Renovations Underway At Cold Bay Airport
Construction has begun at the Cold Bay Airport.
Built during World War II with one of the longest runways in the state, it's still one of the only airports in western Alaska that can handle major aircraft.
That's why the state is moving forward with a $13 million renovation of the facility.
"It has an importance to the state as well as to the commercial airline industry as an airport that can accept larger craft in an emergency," said Jeremy Woodrow, a spokesperson for the Alaska Department of Transportation (DOT). "It's important that we keep the airport in good condition for the long term."
The rehab project will repave the main runway and tack on an additional 40 feet. It'll also construct a new taxiway, build a new apron, and replace runway edge lights.
Woodrow said the goal is to enhance safety and allow the airport to handle even more traffic.
He said those needs were highlighted last month, when an American Airlines jet flying from Shanghai to Chicago had to make an emergency landing in Cold Bay.

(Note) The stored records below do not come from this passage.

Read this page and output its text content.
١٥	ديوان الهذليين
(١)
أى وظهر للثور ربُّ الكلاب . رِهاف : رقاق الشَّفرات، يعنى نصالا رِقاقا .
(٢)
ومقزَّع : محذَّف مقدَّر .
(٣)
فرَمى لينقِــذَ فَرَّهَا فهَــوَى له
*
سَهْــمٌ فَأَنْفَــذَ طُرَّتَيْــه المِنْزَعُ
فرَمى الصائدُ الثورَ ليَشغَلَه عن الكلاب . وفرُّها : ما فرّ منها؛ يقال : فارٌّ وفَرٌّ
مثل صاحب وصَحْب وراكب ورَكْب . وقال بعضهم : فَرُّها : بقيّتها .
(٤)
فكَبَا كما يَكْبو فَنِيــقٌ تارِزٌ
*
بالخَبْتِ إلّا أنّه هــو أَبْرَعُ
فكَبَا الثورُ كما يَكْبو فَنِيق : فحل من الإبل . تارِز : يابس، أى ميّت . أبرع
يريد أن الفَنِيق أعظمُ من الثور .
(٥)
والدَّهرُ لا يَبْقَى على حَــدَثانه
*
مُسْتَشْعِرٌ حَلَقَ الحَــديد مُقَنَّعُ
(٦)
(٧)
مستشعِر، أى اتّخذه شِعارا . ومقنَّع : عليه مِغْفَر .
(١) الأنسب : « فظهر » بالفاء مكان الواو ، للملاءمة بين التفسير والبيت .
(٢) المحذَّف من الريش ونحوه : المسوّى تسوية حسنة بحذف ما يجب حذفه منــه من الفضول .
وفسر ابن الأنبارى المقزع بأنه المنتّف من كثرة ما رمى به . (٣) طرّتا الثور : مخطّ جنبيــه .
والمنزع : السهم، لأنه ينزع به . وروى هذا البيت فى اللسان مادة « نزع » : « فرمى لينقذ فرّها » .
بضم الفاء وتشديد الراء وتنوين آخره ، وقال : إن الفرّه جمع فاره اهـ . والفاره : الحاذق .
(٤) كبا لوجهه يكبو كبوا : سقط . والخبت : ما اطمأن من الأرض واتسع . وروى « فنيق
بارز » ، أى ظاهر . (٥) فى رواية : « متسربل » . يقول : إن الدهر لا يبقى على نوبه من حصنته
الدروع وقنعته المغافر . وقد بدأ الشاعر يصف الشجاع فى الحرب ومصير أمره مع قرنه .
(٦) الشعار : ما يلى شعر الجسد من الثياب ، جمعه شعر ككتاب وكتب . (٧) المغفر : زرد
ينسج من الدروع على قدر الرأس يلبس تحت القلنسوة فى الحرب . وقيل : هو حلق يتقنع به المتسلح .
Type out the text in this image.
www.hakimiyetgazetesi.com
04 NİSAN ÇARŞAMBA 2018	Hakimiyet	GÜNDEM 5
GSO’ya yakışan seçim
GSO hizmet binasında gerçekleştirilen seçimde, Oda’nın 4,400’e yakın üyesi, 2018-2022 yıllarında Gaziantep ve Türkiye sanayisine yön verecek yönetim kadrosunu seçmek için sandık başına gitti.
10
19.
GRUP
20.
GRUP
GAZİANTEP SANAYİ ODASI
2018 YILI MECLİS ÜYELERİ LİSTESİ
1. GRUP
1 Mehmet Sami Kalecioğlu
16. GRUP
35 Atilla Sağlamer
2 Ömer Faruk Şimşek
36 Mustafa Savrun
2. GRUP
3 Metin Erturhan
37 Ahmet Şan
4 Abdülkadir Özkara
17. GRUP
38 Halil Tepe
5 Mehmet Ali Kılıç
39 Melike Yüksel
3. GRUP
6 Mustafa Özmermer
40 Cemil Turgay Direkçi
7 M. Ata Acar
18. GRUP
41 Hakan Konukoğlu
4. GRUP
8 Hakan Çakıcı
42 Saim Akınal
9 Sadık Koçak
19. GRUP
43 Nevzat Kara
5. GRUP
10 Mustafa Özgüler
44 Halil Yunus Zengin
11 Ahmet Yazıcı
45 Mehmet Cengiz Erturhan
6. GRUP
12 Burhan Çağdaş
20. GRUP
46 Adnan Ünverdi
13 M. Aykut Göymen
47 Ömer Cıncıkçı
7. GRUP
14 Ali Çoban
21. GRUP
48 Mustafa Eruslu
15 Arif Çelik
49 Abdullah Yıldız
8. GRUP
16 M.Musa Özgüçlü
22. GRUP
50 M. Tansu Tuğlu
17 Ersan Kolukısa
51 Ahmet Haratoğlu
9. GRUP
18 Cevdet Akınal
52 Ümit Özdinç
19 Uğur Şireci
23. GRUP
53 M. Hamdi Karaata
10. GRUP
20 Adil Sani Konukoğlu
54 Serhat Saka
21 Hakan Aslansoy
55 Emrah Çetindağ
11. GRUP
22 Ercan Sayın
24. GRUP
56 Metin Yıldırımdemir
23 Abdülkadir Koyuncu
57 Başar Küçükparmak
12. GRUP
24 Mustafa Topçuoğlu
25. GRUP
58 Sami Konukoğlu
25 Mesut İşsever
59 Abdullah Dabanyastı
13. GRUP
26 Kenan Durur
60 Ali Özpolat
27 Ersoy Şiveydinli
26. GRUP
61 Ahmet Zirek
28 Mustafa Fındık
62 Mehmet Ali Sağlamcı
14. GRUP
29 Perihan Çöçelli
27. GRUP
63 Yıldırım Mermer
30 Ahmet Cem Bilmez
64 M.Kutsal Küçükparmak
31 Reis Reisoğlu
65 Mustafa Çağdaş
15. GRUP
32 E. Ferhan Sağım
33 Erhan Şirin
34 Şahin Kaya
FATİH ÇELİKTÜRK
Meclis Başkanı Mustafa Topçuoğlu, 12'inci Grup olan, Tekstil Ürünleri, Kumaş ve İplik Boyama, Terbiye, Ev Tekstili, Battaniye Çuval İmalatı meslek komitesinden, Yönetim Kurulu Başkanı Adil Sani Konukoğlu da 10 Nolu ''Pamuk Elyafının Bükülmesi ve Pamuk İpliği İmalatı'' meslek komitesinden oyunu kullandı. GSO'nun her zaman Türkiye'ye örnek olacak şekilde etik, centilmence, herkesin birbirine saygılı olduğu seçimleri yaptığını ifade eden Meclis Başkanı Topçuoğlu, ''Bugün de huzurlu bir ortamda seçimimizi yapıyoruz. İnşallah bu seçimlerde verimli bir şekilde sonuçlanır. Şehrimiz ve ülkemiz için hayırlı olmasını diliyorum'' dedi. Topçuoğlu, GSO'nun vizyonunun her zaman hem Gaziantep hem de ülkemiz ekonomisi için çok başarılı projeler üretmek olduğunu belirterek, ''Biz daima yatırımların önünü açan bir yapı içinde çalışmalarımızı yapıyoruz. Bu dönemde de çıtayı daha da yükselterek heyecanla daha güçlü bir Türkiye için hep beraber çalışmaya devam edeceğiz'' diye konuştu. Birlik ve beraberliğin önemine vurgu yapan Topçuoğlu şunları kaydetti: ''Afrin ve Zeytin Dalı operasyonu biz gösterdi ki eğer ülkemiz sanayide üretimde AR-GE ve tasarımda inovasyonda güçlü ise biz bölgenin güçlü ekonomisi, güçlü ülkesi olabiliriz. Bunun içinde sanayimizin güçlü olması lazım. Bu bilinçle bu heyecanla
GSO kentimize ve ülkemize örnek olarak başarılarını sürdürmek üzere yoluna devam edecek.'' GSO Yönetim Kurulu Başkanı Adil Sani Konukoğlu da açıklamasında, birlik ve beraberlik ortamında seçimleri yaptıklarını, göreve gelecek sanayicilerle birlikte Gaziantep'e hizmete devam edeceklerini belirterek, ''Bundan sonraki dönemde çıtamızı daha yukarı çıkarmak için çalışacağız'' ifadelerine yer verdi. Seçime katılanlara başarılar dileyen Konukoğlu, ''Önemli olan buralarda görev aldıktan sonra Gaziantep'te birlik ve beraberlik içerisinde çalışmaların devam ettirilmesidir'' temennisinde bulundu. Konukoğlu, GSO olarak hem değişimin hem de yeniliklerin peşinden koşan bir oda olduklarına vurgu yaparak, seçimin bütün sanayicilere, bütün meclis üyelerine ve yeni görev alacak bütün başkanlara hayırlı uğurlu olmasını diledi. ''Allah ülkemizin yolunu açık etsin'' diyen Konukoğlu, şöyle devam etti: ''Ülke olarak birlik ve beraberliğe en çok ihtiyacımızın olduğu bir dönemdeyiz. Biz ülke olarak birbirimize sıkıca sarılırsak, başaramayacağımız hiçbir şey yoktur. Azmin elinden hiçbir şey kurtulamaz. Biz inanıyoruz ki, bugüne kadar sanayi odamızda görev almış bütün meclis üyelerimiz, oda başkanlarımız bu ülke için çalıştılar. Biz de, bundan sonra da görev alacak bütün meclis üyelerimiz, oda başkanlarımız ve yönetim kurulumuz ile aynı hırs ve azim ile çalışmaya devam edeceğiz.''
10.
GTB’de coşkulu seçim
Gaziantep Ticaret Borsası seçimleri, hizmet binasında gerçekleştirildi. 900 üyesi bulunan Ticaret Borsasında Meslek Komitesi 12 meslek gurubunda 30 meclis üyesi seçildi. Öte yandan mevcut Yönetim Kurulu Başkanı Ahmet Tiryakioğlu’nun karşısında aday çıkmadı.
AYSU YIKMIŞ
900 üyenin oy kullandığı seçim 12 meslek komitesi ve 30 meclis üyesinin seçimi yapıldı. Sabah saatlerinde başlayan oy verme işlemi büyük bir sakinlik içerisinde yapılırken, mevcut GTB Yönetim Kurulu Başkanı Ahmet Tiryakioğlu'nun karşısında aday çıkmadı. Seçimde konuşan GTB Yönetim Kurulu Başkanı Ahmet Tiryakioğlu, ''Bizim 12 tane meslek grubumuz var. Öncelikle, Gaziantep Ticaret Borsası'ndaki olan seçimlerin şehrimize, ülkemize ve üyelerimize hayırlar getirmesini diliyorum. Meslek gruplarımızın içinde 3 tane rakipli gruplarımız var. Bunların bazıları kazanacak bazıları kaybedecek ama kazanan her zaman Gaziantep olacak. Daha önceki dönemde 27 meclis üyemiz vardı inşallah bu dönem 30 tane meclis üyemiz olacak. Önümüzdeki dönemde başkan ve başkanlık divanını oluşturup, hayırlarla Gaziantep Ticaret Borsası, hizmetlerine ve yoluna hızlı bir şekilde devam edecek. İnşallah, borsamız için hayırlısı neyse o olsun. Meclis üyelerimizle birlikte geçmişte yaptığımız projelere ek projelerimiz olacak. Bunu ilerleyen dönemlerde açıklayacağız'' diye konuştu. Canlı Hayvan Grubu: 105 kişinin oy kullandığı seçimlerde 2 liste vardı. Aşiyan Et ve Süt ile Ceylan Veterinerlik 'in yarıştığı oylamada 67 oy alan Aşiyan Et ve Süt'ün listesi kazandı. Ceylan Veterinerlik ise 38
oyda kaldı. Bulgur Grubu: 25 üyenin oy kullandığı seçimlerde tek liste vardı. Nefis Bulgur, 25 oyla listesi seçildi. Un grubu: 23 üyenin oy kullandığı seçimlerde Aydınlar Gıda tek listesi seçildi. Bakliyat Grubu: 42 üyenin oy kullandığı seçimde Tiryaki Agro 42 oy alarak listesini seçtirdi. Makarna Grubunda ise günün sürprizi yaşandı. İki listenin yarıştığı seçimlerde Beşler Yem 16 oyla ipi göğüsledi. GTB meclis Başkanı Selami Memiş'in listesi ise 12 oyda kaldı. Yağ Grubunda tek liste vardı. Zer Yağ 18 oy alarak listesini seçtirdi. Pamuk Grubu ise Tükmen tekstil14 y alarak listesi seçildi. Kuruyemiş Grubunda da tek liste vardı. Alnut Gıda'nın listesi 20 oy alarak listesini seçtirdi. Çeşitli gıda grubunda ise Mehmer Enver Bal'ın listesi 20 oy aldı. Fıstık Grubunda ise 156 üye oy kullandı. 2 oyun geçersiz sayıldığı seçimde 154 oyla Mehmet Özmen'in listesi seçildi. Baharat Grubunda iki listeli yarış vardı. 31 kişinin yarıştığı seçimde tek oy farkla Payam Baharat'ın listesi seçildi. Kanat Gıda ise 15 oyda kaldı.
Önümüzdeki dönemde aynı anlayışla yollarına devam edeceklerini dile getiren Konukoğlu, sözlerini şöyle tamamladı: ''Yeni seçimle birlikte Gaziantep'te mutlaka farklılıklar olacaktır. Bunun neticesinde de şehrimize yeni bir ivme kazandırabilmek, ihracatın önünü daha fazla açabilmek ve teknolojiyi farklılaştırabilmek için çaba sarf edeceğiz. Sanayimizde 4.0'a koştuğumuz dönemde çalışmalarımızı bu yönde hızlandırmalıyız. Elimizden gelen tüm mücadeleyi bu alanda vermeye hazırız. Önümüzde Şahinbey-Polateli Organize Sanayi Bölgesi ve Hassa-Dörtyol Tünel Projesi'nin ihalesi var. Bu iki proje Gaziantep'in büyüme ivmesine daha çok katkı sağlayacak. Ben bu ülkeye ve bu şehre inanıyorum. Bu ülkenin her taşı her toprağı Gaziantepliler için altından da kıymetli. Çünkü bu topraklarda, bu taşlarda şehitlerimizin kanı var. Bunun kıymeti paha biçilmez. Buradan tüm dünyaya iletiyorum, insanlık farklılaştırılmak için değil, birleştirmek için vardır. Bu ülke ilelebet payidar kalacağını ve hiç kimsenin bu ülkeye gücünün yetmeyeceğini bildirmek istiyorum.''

Everything went smoothly, but he said it's important to be ready for events like that, which seem to happen every few years.
The airport upgrade will also benefit more than just international travelers. Cold Bay Mayor Candace Schaack said the renovation will help locals passing through on trips around the Alaska Peninsula and Aleutian Islands.
"It'll add a lot," she said. "It's definitely a sign of growth and us being able to serve our region at an even higher capacity."
For instance, Schaack said the improvements will free up some space, allowing PenAir and Grant Aviation to move into the larger terminal.
"It's pretty exciting for those poor Unalaska passengers who have to make fuel stops here when the weather's bad," she said. "Sometimes they have to sit for a couple of hours and right now, the PenAir terminal is so small. It's working, but it's not the most comfortable situation."
That'll change when construction is finished over the summer. Woodrow said the airport will operate normally in the meantime.
The DOT is funding a small part of the project, while federal dollars pay for 90 percent of the renovation. The Aleutians East Borough is covering costs for the taxiway and apron through a state grant.